On January 8, the Beavers' train arrived in Albany around 5:30 a.m. – the conclusion of a 7,384-mile round trip.Stiner was absent – he had headed to Nebraska after the game to visit family – so leading the way off the train were assistant coaches Jim Dixon and Hal Moe..
Reported the Oregon Journal, "although the players and managers definitely showed strains of the cross-nation trip, the smiles that split the faces of the players, stacked end to end, would have reached the sun."
The Beavers were treated to breakfast by the Albany Chamber of Commerce, then each player, coach and manager was taken by car to Corvallis in an "auto caravan, which strung out nearly the entire distance between the two towns," the Journal stated. In a large downtown rally, they were presented with a key to the city in front.

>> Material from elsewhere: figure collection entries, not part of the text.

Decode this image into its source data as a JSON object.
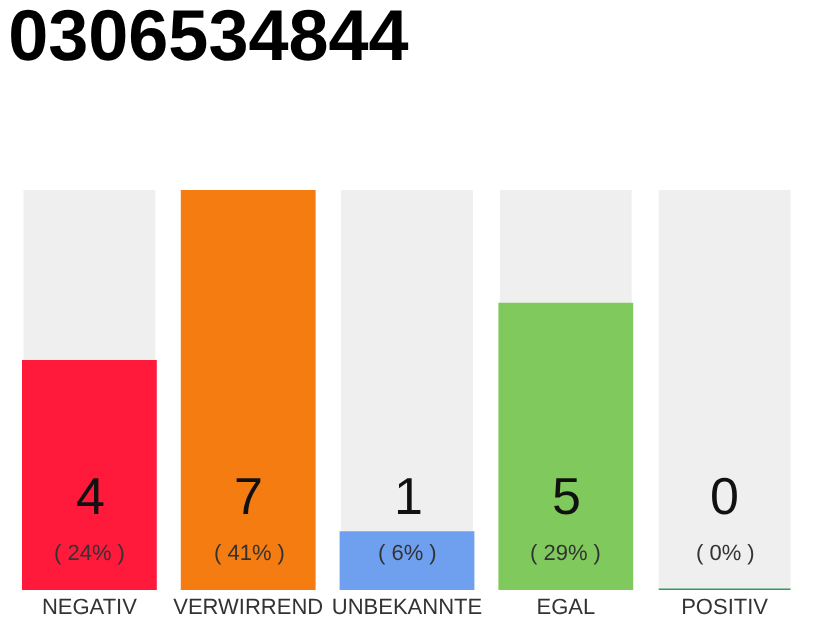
{
  "chart_data": {
    "type": "bar",
    "title": "0306534844",
    "categories": [
      "NEGATIV",
      "VERWIRREND",
      "UNBEKANNTE",
      "EGAL",
      "POSITIV"
    ],
    "values": [
      4,
      7,
      1,
      5,
      0
    ],
    "colors": [
      "#ff1a3c",
      "#f47c10",
      "#6fa0f0",
      "#80c95c",
      "#2ca05a"
    ],
    "value_labels": [
      "4\n( 24% )",
      "7\n( 41% )",
      "1\n( 6% )",
      "5\n( 29% )",
      "0\n( 0% )"
    ],
    "grid": false,
    "legend": false
  }
}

A ceremony in the Men's Gymnasium (now Langton Hall) at noon drew a packed house; Oregon State classes had been suspended for the day, and the celebration on campus and around Corvallis lasted all afternoon and into the night – to the degree that blackout conditions would allow, at any rate; no lights were allowed visible outdoors after dark, in the event that Japanese planes might be looking for targets.
Once Stiner returned to campus, the entire team was feted as a group with a January 16 banquet in the Memorial Union, wrapping up the greatest football season Oregon State had ever seen.
Now it was time to move on to other things. In the coming weeks and months, of the 31 players on Oregon State's Rose Bowl roster, 29 would serve in the United States military, many seeing combat - but taking an indelible memory of home with them to the European or Pacific theaters.
"I'm going in (the U.S. Army Air Corps) ," guard Martin Chaves from Baker, the Beavers' captain for the game, had told reporters after the contest in Durham. "I can die happy. That's what winning a Rose Bowl game means to a fellow."